Abstract

In this article, we examine the relationship between Serrano v. Priest, the landmark school finance equalization decision of the California Supreme Court, and Proposition 13, the state's famous property tax revolt. As school finance litigation continues in several states, opponents of equalization schemes have argued that Serrano Proposition 13. Prior to Serrano, the argument goes, California's local public sector resembled a Tiebout equilibrium in that local property taxes approximated market prices. Serrano destroyed that equilibrium, giving voters new reason to oppose the property tax.

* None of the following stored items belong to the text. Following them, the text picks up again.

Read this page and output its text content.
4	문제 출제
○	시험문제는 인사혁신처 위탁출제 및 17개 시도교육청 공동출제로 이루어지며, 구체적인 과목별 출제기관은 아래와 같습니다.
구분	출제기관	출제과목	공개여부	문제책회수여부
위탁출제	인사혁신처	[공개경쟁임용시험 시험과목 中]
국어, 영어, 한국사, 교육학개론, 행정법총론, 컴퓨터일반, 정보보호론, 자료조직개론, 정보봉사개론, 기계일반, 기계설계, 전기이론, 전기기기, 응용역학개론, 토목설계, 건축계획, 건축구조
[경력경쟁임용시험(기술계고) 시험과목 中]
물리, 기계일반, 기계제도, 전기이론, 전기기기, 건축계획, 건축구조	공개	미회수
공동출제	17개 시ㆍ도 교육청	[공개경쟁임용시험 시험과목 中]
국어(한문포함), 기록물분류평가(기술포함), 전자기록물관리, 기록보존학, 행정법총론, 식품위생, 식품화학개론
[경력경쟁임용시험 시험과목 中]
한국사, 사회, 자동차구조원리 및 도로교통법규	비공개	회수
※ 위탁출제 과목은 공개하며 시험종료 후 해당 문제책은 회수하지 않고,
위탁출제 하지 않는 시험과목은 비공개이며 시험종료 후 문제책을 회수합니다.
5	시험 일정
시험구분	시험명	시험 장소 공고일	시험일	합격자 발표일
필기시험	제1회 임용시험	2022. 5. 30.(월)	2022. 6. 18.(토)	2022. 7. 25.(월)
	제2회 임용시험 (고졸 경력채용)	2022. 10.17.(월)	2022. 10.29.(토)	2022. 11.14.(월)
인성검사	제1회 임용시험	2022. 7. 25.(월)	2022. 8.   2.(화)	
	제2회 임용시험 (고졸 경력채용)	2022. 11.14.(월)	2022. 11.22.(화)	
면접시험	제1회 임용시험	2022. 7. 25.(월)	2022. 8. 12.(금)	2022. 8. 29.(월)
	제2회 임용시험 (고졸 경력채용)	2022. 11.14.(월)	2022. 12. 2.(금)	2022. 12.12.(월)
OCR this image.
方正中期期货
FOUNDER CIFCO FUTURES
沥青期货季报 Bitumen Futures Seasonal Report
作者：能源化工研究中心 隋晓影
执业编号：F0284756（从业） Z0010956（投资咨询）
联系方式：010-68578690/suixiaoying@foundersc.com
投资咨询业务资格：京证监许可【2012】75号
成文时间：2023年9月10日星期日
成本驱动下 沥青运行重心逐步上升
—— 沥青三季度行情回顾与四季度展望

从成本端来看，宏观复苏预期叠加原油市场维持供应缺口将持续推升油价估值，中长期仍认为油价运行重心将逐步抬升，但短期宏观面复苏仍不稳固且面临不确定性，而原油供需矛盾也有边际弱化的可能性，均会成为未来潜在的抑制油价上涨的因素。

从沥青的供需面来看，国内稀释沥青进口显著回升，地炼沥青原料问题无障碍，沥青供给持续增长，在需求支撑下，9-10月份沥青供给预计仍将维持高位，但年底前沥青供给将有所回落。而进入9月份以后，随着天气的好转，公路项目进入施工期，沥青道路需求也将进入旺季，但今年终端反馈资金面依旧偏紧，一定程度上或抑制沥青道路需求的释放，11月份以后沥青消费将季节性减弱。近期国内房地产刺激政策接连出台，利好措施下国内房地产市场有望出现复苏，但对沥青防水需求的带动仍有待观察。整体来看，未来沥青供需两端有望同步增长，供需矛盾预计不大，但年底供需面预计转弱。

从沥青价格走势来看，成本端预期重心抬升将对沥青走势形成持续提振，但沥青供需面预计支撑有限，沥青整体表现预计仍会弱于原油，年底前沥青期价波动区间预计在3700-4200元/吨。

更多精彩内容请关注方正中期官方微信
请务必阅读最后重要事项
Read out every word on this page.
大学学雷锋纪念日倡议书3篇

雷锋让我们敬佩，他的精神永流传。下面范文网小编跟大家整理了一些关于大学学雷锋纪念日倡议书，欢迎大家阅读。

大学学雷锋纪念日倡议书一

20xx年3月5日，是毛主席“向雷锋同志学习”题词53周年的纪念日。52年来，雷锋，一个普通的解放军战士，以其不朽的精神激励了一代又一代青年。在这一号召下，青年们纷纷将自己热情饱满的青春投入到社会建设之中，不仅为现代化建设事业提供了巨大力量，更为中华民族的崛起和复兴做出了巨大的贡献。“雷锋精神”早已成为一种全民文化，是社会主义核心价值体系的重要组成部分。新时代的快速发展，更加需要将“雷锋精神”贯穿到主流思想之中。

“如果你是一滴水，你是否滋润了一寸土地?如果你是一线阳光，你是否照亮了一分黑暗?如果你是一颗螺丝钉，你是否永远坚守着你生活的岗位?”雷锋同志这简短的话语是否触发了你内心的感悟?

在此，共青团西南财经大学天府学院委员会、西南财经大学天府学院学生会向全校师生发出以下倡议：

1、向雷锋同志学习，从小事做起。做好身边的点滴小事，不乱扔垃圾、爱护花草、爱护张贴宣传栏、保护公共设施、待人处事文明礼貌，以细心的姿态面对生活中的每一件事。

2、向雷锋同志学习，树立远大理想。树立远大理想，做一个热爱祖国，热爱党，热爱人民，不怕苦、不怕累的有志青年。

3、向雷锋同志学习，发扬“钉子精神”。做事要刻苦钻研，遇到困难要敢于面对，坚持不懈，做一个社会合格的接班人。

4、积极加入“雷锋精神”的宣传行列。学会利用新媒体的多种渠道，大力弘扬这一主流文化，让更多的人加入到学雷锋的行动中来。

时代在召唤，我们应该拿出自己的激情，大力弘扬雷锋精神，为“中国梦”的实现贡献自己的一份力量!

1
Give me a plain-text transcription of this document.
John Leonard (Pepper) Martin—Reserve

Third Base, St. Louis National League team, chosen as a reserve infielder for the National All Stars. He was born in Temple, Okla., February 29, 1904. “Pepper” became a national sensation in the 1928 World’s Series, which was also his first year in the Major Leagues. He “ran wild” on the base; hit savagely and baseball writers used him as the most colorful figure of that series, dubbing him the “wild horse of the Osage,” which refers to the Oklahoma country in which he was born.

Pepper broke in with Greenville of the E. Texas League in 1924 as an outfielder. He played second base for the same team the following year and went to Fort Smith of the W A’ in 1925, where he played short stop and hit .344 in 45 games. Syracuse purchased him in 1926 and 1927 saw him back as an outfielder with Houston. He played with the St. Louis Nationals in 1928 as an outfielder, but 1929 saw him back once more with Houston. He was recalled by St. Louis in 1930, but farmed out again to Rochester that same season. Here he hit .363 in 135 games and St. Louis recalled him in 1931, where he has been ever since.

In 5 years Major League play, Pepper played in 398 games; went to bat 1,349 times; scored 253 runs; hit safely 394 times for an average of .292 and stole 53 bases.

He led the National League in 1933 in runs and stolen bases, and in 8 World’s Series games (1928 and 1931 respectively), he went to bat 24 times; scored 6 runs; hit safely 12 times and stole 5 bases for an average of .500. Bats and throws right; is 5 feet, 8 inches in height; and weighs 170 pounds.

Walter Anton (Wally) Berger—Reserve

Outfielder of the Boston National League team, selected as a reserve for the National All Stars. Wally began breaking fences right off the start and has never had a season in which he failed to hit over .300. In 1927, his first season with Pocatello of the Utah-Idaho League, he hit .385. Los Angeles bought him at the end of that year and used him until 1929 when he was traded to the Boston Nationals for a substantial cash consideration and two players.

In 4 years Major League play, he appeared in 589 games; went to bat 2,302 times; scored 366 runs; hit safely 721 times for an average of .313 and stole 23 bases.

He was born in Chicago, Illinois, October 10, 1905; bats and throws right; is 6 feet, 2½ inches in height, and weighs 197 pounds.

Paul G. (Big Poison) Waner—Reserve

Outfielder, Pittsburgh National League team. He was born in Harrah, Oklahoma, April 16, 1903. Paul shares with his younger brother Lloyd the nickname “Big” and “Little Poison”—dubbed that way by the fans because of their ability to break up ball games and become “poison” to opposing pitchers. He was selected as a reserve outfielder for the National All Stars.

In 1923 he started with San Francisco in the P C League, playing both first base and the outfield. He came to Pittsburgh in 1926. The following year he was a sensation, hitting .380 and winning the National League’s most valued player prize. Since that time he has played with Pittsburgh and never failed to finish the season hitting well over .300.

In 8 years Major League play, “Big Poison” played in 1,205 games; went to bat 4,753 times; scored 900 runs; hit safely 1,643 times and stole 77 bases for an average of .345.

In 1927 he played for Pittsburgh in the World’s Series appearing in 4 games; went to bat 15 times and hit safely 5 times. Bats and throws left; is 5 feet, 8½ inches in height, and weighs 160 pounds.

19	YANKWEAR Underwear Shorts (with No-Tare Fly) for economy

This theory has been offered as an explanation for why voters swung from rejecting a property tax limitation in 1972 to embracing Prop 13 only six years later. We present new statistical and historical evidence challenging the connection between Serrano and Prop 13. Using multiple regression analysis, we demonstrate that Serrano had little actual effect on Prop 13 and that the swing from 1972 to 1978 is better explained by considering alternative explanatory variables. We also present original historical research regarding Serrano's effect on the legislature's ability to provide proprty tax relief. Our evidence casts doubt on the thesis that Serrano caused Prop 13 and reveals a more complicated story in which the institutional rigidities of the fiscal decisionmaking process precluded a rational response to the extraordinary housing inflation of the early 1970's.